In fact, Harris-Lacewell added, the Jewish community was undeterred not only by Obama's race, but by his superficial association with Islam.

"And so it wasn't just about the traditional American domestic question of a Jewish-black relationship. It was also about the broader international questions of Islamic-Jewish relationships. Which I think certainly makes the overwhelming Jewish support even more profound, even more stunning -- that it wasn't just about this domestic relationship which has had its high points and low points, but that in this much more tense context of international global relationships, and even with that, it's overcome."

A new face on an old friend

Some of the suspicion aimed at the black community has, over the years, had much to do with its perceived leadership, such as Jesse Jackson and Al Sharpton, both public figures who have a history of anti-Semitic remarks and behavior.

"That's why I don't think it's about race," Greenberg said. "Jesse Jackson was a Democratic contender in [past presidential] primaries, and Jews didn't support him.

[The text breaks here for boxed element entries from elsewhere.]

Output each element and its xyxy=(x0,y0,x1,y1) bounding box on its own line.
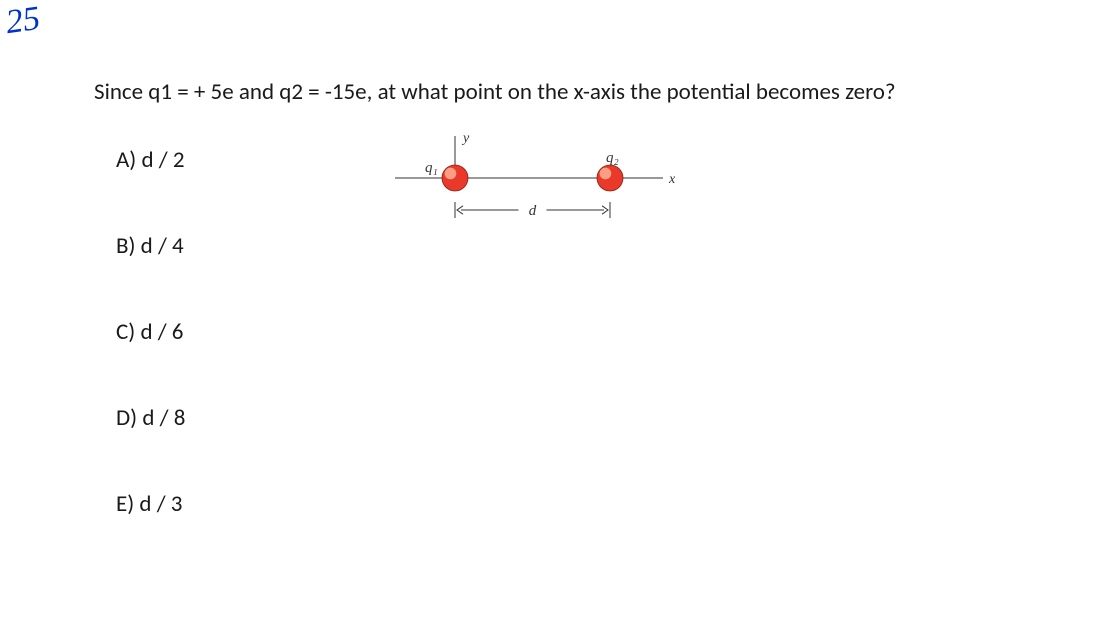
answer-options: A) d / 2 B) d / 4 C) d / 6 D) d / 8 E) d… xyxy=(94,146,185,518)
option-e: E) d / 3 xyxy=(116,490,185,518)
physics-diagram: y x q₁ q₂ d xyxy=(385,128,685,238)
question-text: Since q1 = + 5e and q2 = -15e, at what p… xyxy=(94,78,1088,108)
diagram-container: y x q₁ q₂ d xyxy=(385,128,685,243)
option-a: A) d / 2 xyxy=(116,146,185,174)
option-c: C) d / 6 xyxy=(116,318,185,346)
question-content: Since q1 = + 5e and q2 = -15e, at what p… xyxy=(94,78,1088,518)
option-b: B) d / 4 xyxy=(116,232,185,260)
question-number-annotation: 25 xyxy=(4,0,43,42)
svg-text:d: d xyxy=(529,203,537,219)
question-body: A) d / 2 B) d / 4 C) d / 6 D) d / 8 E) d… xyxy=(94,146,1088,518)
option-d: D) d / 8 xyxy=(116,404,185,432)
svg-text:q₂: q₂ xyxy=(606,150,619,166)
svg-text:x: x xyxy=(668,172,676,187)
svg-text:y: y xyxy=(461,131,470,146)
svg-text:q₁: q₁ xyxy=(425,160,438,176)
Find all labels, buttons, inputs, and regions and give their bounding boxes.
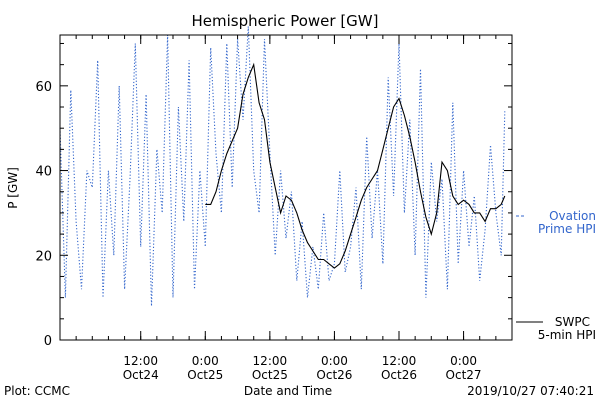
y-axis-label: P [GW] [6, 167, 20, 209]
x-tick-label-date: Oct26 [316, 368, 352, 382]
x-tick-label-time: 0:00 [192, 354, 219, 368]
y-tick-label: 0 [44, 334, 52, 349]
plot-frame [59, 34, 513, 341]
x-tick-label-time: 0:00 [321, 354, 348, 368]
x-tick-label-date: Oct27 [446, 368, 482, 382]
x-tick-label-date: Oct25 [252, 368, 288, 382]
x-tick-label-time: 0:00 [450, 354, 477, 368]
plot-credit: Plot: CCMC [4, 384, 70, 398]
series-line-ovation [59, 26, 506, 307]
y-tick-label: 60 [35, 80, 52, 95]
x-tick-label-date: Oct24 [123, 368, 159, 382]
x-tick-label-time: 12:00 [253, 354, 288, 368]
legend-label-swpc-2: 5-min HPI [538, 328, 596, 342]
plot-timestamp: 2019/10/27 07:40:21 [467, 384, 594, 398]
series-layer [59, 26, 506, 307]
x-tick-label-date: Oct25 [187, 368, 223, 382]
x-tick-label-time: 12:00 [123, 354, 158, 368]
legend-label-ovation: Ovation [549, 209, 596, 223]
axis-layer: 020406012:00Oct240:00Oct2512:00Oct250:00… [35, 34, 513, 382]
y-tick-label: 20 [35, 249, 52, 264]
legend-label-ovation-2: Prime HPI [538, 222, 596, 236]
chart-title: Hemispheric Power [GW] [192, 12, 379, 30]
legend-label-swpc: SWPC [555, 315, 590, 329]
series-line-swpc [205, 62, 506, 269]
x-tick-label-time: 12:00 [382, 354, 417, 368]
y-tick-label: 40 [35, 165, 52, 180]
x-tick-label-date: Oct26 [381, 368, 417, 382]
x-axis-label: Date and Time [244, 384, 332, 398]
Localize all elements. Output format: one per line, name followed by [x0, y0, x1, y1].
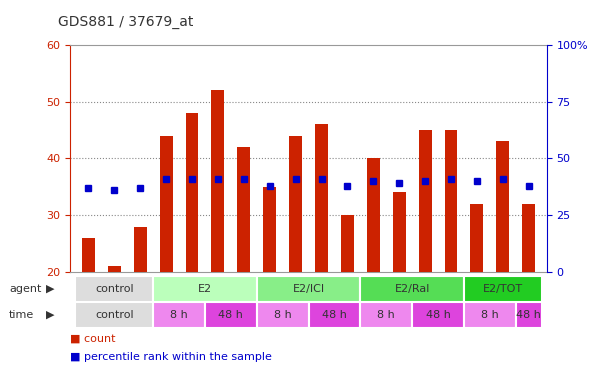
Text: control: control: [95, 284, 134, 294]
Bar: [360, 302, 412, 328]
Bar: [341, 215, 354, 272]
Bar: [393, 192, 406, 272]
Bar: [257, 276, 360, 302]
Bar: [419, 130, 431, 272]
Bar: [315, 124, 328, 272]
Text: 8 h: 8 h: [170, 310, 188, 320]
Text: control: control: [95, 310, 134, 320]
Bar: [516, 302, 542, 328]
Bar: [464, 276, 542, 302]
Text: 8 h: 8 h: [378, 310, 395, 320]
Bar: [211, 90, 224, 272]
Bar: [153, 302, 205, 328]
Text: 48 h: 48 h: [218, 310, 243, 320]
Text: 8 h: 8 h: [481, 310, 499, 320]
Text: GDS881 / 37679_at: GDS881 / 37679_at: [58, 15, 194, 29]
Bar: [75, 276, 153, 302]
Bar: [289, 136, 302, 272]
Bar: [186, 113, 199, 272]
Bar: [108, 266, 121, 272]
Bar: [237, 147, 251, 272]
Bar: [153, 276, 257, 302]
Text: ▶: ▶: [46, 284, 54, 294]
Text: ■ count: ■ count: [70, 333, 115, 343]
Bar: [159, 136, 172, 272]
Bar: [464, 302, 516, 328]
Text: agent: agent: [9, 284, 42, 294]
Bar: [82, 238, 95, 272]
Text: ▶: ▶: [46, 310, 54, 320]
Bar: [205, 302, 257, 328]
Bar: [257, 302, 309, 328]
Bar: [263, 187, 276, 272]
Bar: [309, 302, 360, 328]
Text: 48 h: 48 h: [516, 310, 541, 320]
Text: E2/Ral: E2/Ral: [395, 284, 430, 294]
Bar: [496, 141, 510, 272]
Bar: [75, 302, 153, 328]
Bar: [367, 158, 380, 272]
Text: ■ percentile rank within the sample: ■ percentile rank within the sample: [70, 352, 272, 362]
Text: 8 h: 8 h: [274, 310, 291, 320]
Bar: [360, 276, 464, 302]
Text: E2/TOT: E2/TOT: [483, 284, 523, 294]
Text: E2/ICI: E2/ICI: [293, 284, 324, 294]
Bar: [134, 226, 147, 272]
Text: E2: E2: [198, 284, 212, 294]
Bar: [522, 204, 535, 272]
Text: 48 h: 48 h: [322, 310, 347, 320]
Bar: [445, 130, 458, 272]
Bar: [470, 204, 483, 272]
Text: time: time: [9, 310, 34, 320]
Text: 48 h: 48 h: [426, 310, 450, 320]
Bar: [412, 302, 464, 328]
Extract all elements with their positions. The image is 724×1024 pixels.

And no one accused them of being racist, it's that he made 'Hymietown' remarks, and other things of course."

Schochet also referenced the remark Jackson made to a reporter describing New York City as "Hymietown." He said that is something Obama did not have to overcome to win Jewish support, and that enabled him to present himself as a different kind of black leader.

"Obama, in that respect I think, is an old fashioned kind of leader," Schochet said. "There's a lot of Obama that really comes out of the black church, some of his cadences, some of his talking, has a kind of pulpit oratory about it. And I find it somewhat reminiscent of black preachers. But in terms of being not the hostile, threatening, aggressive black leader, I think he's a lot like Martin Luther King and therefore a lot more acceptable."

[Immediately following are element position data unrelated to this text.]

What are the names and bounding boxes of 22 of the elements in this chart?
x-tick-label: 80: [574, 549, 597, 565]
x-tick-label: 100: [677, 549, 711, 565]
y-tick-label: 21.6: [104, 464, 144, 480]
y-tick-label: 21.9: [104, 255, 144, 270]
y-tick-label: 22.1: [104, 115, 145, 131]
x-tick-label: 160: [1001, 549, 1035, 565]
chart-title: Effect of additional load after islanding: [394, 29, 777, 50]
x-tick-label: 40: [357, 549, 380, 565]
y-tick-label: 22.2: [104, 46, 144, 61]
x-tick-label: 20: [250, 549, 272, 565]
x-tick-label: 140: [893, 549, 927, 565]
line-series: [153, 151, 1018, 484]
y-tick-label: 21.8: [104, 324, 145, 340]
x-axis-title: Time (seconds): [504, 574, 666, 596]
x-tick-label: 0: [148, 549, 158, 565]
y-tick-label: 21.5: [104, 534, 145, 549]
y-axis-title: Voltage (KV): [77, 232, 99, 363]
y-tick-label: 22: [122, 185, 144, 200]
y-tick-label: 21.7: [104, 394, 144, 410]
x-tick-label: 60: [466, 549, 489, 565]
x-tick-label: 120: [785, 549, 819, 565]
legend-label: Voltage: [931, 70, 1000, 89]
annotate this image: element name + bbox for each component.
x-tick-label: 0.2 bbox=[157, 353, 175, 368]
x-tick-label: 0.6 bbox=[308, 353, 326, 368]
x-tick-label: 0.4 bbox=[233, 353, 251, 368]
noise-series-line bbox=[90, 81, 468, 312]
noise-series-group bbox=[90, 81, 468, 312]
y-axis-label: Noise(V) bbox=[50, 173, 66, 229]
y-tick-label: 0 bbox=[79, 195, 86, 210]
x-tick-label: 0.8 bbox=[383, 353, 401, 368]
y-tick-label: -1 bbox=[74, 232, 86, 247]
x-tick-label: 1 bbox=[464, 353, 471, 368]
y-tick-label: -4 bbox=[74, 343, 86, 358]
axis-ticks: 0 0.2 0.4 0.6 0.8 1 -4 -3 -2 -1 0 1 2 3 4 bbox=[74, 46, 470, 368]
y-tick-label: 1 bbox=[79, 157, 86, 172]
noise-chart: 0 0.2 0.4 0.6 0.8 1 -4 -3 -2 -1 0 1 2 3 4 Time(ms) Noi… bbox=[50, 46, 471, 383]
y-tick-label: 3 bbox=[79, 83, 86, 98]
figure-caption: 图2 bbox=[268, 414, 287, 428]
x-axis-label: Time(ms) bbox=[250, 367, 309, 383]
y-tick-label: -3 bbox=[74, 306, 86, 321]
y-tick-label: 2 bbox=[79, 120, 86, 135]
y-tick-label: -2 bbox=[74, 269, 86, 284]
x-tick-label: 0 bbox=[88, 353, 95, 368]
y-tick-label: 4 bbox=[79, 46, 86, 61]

Harris-Lacewell noted the fact that Obama, after receiving about 95 percent of the black vote on Election Day, is not a self-appointed black leader. Rather, the mantle of leadership has been passed to him with near-universal approval by the black community.

Harris-Lacewell also said that today's young black leaders are secular and college-educated, which puts them on equal footing with much of the country's white leadership.

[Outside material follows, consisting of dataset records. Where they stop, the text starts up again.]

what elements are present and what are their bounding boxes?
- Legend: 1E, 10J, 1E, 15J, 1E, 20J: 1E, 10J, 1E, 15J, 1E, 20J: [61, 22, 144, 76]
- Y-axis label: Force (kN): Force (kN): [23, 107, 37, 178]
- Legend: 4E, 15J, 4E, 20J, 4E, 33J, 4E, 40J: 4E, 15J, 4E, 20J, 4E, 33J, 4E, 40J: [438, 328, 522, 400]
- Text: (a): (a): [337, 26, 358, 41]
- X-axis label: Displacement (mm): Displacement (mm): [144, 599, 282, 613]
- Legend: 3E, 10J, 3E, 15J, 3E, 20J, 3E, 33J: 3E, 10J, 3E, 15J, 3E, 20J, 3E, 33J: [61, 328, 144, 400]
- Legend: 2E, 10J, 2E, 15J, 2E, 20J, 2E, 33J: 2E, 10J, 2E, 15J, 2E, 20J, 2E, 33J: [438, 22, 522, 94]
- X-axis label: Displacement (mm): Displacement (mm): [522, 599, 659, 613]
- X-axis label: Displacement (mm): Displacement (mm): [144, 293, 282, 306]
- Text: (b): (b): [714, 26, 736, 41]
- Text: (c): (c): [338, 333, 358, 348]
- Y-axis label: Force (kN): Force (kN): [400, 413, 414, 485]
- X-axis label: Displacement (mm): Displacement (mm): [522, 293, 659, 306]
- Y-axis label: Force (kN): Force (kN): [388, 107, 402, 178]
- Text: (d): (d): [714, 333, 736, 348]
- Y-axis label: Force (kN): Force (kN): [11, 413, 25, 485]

"So in a certain way I think they're just more familiar as American leaders," she said. "This is the first time that we've seen a generation of African-American political leadership look more like its white counterparts than like its black predecessors."

The coalition's religious connection

Hill noted the irony that, to prove he wasn't a Muslim, Obama had to demonstrate to Jews that he was a religious Christian.

Susannah Heschel shed some light on the comfort many Jews find in the Christianity of their black coalition partners. Heschel, professor of Jewish studies at Dartmouth College and currently a visiting professor in Edinburgh, spoke to The Jewish State in a phone interview about the religious bond her father shared with Martin Luther King.

She knew King as a child, and said that King's speeches and writings made the Bible, especially the Prophets, come alive. For his part her father, Rabbi Abraham Joshua Heschel, felt that the civil rights movement "was a movement with profound meaning for Judaism, with a profound Jewish meaning."

She said for her father to escape Nazi Germany and come to the United States to find a movement like King's that was led by ministers for whom the Jewish Bible was central "was extraordinary."

"It wasn't just about political issues; there was a religious message," Heschel said. "And he felt that young Jews who were going down south were doing so out of a religious conviction that they sometimes didn't realize or articulate."

Heschel was asked by The Jewish State what lesson, if any, her father would have wanted the country to learn from this year's election.

"My father would have said let's read the Bible and understand this biblically and Jewishly, and what it means religiously," Heschel said, adding that to her father it would not be "just a secular moment [or] a political moment."

She said the election, for some Jews, was a form of spiritual expression -- maybe even a spiritual coming-of-age -- and that the significance of that should not be lost on either community.

"I think, for my father, that's what the prophets were about, to bring about change like that," she said.